Le culte est fort simple ; point d’images, point de luminaire, point d’ornemens dans les églises. On vient pourtant de donner à la cathédrale un portail d’assez bon goût ; peut-être parviendra-t-on peu-à-peu à décorer l’intérieur des temples. Où seroit en effet l’inconvénient d’avoir des tableaux & des statues, en avertissant le peuple, si l’on vouloit, de ne leur rendre aucun culte, & de ne les regarder que comme des monumens destinés à retracer d’une maniere frappante & agréable les principaux évenemens de la religion ? Les Arts y gagneroient sans que la superstition en profitât. Nous parlons ici, comme le lecteur doit le sentir, dans les principes des pasteurs génevois, & non dans ceux de l’Eglise catholique.
Le service divin renferme deux choses, les prédications, & le chant. Les prédications se bornent presqu’uniquement à la morale, & n’en valent que mieux. Le chant est d’assez mauvais goût, & les vers françois qu’on chante, plus mauvais encore. Il faut espérer que Genève se réformera sur ces deux points. On vient de placer un orgue dans la cathédrale, & peut-être parviendra-t-on à loüer Dieu en meilleur langage & en meilleure musique. Du reste la vérité nous oblige de dire que l’Être suprème est honoré à Genève avec une décence & un recueillement qu’on ne remarque point dans nos églises.
Nous ne donnerons peut-être pas d’aussi grands articles aux plus vastes monarchies ; mais aux yeux du philosophe la république des abeilles n’est pas moins intéressante que l’histoire des grands empires, & ce n’est peut-être que dans les petits états qu’on peut trouver le modele d’une parfaite administration politique. Si la religion ne nous permet pas de penser que les Génevois ayent efficacement travaillé à leur bonheur dans l’autre monde, la raison nous oblige à croire qu’ils sont à-peu-près aussi heureux qu’on le peut être dans celui-ci :
O fortunatos nimiùm, sua si bona norint ! (O)
GENEVOIS, (le) Géog. petit état entre la France, la Savoie & la Suisse ; il est extrèmement fertile, beau & peuplé. Genève en est la capitale. Voyez ci-devant Genève. (D. J.)
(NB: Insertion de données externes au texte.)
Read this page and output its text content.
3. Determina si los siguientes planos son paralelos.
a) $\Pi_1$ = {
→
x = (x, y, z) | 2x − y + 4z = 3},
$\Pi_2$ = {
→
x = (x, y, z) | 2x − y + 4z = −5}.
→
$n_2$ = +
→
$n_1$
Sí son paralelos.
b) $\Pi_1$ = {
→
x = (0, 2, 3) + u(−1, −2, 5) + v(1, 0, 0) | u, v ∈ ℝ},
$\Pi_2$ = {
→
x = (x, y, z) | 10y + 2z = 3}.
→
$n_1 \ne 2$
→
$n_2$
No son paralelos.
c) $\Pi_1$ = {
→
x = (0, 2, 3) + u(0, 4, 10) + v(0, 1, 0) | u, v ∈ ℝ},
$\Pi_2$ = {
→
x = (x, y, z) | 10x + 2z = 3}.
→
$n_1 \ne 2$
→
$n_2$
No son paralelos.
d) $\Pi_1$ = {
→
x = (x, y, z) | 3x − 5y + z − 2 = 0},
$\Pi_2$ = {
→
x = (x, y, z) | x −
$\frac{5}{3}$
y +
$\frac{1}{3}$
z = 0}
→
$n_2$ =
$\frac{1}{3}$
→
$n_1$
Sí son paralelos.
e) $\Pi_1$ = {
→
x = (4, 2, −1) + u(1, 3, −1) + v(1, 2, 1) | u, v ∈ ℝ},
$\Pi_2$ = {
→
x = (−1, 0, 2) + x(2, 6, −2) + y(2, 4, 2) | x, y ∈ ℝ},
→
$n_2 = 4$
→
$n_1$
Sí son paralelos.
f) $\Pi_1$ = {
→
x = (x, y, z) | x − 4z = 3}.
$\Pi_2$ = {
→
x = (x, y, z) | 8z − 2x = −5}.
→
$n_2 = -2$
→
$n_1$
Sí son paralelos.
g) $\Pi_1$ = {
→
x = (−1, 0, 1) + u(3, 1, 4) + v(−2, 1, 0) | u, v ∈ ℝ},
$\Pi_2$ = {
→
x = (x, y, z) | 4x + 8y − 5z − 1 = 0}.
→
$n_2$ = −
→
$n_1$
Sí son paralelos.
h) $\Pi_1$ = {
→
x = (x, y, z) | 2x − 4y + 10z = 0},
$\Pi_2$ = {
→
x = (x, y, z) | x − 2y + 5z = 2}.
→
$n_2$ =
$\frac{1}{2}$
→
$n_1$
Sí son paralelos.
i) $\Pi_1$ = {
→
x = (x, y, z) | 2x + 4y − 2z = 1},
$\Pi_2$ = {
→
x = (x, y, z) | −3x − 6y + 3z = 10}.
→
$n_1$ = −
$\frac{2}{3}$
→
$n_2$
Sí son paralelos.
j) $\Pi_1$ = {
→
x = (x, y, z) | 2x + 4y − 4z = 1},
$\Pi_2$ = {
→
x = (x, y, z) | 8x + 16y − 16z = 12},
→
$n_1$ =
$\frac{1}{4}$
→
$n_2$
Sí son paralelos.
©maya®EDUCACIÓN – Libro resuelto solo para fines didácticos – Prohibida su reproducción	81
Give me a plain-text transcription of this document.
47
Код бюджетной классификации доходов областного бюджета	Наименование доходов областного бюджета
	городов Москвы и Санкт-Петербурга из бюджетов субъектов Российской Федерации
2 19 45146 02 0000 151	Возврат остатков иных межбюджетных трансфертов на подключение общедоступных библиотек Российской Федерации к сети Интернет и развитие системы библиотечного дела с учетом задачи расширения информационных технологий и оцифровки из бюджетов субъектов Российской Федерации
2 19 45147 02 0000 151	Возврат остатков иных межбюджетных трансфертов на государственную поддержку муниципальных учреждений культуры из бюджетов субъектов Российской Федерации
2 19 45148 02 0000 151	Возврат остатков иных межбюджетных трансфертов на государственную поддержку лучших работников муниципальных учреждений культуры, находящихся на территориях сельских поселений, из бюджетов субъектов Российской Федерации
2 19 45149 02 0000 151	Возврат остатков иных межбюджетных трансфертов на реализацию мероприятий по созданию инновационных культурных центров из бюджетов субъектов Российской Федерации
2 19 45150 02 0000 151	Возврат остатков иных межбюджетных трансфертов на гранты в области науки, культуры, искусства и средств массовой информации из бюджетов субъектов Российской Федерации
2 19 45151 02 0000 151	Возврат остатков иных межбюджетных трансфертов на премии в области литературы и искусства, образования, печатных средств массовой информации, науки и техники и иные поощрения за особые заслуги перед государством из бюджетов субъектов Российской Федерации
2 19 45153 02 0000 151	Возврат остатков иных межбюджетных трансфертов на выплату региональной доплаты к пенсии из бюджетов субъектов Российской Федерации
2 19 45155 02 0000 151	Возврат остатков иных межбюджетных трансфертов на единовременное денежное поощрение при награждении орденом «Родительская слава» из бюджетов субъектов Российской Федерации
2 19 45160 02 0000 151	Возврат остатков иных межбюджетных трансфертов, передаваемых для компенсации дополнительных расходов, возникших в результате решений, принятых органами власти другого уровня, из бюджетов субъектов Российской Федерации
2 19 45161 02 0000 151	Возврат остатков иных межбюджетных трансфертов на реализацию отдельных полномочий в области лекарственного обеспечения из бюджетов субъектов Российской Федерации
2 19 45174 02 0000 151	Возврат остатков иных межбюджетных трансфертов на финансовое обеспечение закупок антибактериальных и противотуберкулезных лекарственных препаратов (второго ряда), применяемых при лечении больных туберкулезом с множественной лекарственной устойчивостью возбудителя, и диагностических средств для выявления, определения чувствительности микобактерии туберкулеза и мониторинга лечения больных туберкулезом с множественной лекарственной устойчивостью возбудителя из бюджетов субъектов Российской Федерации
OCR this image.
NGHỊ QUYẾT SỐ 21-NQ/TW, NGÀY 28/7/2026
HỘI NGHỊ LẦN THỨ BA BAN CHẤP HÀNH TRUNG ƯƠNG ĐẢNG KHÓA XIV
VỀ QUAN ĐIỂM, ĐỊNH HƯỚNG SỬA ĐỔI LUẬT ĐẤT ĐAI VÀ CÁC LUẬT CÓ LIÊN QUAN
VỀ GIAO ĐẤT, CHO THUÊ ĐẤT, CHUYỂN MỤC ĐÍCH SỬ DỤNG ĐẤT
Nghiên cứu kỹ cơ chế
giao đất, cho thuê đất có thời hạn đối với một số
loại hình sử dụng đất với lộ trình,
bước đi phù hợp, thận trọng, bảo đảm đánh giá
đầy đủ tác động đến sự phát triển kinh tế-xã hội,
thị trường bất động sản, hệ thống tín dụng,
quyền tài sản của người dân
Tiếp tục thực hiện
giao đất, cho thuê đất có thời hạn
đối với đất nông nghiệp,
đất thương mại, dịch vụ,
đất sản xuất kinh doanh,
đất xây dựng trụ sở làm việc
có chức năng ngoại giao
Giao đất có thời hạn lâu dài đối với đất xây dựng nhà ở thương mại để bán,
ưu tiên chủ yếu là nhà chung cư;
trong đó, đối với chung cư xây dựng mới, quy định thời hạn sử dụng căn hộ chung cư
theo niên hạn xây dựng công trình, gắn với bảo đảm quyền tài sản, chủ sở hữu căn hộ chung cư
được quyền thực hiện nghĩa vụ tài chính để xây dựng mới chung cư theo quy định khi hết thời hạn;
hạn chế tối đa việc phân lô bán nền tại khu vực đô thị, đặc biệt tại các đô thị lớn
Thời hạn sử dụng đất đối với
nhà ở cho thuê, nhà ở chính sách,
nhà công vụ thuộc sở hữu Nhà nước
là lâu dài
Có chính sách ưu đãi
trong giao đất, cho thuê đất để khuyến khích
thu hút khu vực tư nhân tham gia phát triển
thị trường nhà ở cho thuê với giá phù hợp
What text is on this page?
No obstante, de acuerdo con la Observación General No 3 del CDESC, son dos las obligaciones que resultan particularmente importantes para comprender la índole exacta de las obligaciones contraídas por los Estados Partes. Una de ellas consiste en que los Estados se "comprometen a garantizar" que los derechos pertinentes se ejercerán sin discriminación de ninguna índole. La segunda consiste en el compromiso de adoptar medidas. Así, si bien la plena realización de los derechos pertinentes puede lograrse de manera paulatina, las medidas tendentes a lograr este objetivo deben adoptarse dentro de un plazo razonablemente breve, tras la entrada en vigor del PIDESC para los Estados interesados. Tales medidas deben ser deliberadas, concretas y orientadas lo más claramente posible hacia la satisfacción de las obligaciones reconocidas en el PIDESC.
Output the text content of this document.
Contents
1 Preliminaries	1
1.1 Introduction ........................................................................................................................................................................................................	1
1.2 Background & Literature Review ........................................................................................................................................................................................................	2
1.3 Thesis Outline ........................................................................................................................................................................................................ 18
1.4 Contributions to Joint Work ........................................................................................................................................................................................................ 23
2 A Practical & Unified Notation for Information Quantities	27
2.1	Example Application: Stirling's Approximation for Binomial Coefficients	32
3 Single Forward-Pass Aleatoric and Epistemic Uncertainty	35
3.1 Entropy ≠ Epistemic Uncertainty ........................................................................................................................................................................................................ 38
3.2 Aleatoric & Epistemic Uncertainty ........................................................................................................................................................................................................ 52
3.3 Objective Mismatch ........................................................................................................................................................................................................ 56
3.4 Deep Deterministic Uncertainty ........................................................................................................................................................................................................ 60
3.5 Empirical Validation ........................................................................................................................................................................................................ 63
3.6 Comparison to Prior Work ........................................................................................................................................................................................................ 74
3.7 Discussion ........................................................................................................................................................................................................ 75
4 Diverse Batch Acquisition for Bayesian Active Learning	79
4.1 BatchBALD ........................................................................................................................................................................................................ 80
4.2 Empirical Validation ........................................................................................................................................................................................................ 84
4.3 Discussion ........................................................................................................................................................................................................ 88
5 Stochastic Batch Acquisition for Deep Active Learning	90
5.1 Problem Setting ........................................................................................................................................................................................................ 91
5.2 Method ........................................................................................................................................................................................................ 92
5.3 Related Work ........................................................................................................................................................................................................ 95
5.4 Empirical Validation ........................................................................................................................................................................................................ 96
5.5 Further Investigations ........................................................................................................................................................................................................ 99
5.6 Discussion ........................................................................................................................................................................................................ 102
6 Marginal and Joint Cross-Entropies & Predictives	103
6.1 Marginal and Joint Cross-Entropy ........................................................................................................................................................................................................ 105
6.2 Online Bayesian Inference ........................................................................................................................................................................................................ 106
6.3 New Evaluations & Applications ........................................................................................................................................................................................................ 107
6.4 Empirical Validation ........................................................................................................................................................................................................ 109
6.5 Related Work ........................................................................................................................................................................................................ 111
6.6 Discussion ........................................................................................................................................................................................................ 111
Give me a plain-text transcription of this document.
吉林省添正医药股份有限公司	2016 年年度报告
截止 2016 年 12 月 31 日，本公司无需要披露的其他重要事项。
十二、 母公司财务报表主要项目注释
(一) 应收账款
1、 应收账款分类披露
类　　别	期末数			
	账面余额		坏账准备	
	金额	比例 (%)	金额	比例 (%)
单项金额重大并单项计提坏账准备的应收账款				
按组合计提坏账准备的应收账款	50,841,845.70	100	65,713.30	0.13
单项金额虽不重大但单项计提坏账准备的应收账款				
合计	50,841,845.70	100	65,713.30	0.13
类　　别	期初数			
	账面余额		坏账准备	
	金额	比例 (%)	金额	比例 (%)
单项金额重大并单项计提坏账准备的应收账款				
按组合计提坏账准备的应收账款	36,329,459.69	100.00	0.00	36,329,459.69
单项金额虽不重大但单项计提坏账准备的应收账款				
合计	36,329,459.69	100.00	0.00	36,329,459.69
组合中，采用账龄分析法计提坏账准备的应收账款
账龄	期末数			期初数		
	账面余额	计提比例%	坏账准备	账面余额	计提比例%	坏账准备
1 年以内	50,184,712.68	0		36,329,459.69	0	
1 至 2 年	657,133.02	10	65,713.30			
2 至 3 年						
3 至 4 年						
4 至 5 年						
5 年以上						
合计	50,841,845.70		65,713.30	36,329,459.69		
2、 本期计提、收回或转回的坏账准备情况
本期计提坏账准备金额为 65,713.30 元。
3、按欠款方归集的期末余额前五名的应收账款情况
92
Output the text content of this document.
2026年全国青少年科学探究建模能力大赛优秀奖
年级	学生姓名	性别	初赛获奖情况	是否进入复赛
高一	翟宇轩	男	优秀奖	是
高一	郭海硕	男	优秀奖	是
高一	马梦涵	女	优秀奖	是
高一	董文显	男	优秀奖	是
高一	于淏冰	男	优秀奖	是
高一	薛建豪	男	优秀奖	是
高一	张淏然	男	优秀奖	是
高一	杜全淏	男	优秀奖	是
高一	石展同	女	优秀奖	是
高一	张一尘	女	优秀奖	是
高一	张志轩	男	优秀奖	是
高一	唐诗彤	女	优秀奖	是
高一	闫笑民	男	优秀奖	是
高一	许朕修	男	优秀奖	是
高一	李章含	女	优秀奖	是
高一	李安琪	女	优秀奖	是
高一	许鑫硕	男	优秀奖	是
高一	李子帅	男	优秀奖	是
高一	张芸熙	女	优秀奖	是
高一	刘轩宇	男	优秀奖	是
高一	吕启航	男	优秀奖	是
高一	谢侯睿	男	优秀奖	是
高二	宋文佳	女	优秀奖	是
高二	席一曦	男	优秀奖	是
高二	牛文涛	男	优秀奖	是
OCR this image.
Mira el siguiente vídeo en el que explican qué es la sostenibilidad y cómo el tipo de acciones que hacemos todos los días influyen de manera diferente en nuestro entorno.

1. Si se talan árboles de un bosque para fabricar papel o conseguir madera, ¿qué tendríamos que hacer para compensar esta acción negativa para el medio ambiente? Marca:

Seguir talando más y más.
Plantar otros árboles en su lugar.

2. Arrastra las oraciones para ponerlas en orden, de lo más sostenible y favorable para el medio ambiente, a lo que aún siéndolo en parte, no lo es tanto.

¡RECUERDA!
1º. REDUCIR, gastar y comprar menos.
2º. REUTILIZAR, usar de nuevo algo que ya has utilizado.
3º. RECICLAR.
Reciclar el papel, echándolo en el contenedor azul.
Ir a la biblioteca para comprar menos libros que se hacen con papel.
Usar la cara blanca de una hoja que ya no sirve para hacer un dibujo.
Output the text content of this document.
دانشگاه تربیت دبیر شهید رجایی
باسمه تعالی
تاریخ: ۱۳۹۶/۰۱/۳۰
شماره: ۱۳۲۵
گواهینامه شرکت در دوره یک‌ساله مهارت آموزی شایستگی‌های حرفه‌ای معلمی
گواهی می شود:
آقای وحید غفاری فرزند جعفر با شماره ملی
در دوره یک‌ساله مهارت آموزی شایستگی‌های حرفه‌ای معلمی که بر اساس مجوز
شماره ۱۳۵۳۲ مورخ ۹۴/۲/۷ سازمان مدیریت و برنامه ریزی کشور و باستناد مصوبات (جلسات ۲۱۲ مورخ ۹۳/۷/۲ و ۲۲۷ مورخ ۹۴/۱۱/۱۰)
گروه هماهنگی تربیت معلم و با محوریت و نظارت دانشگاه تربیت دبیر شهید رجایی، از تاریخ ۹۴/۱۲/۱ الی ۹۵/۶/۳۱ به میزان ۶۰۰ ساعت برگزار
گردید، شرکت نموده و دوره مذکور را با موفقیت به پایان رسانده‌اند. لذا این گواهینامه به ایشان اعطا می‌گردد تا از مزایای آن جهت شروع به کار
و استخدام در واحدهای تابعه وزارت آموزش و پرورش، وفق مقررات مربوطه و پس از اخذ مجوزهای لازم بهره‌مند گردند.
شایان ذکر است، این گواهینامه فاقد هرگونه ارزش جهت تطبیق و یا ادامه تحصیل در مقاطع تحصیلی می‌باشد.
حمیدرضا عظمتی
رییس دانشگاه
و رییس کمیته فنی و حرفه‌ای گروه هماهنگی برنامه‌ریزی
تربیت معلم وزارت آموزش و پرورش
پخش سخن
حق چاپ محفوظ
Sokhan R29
GENEVRETTE, s. f. (Econ. rustiq.) c’est le vin de genievre, dont la boisson est agréable, saine & peu coûteuse. Voyez Genievre. Cette boisson tient lieu de vin aux pauvres, & seroit un bon médicament pour les riches. On fait la genevrette avec six boisseaux de baies de genievre pilées & concassées, que l’on met infuser & fermenter dans cent pintes d’eau pendant trois semaines ou un mois, au bout duquel tems la liqueur est bonne à boire ; mais en vieillissant davantage, elle acquiert encore du goût & de la force : on peut en laisser tomber le marc, & la tirer au clair ; on y mêle aussi quelquefois trois ou quatre poignées d’absynthe. Le journal historique (Avril 1710) enseigne la maniere de faire de bonne genevrette ; mais simplifiez sa maniere, & vous réussirez encore mieux. (D. J.)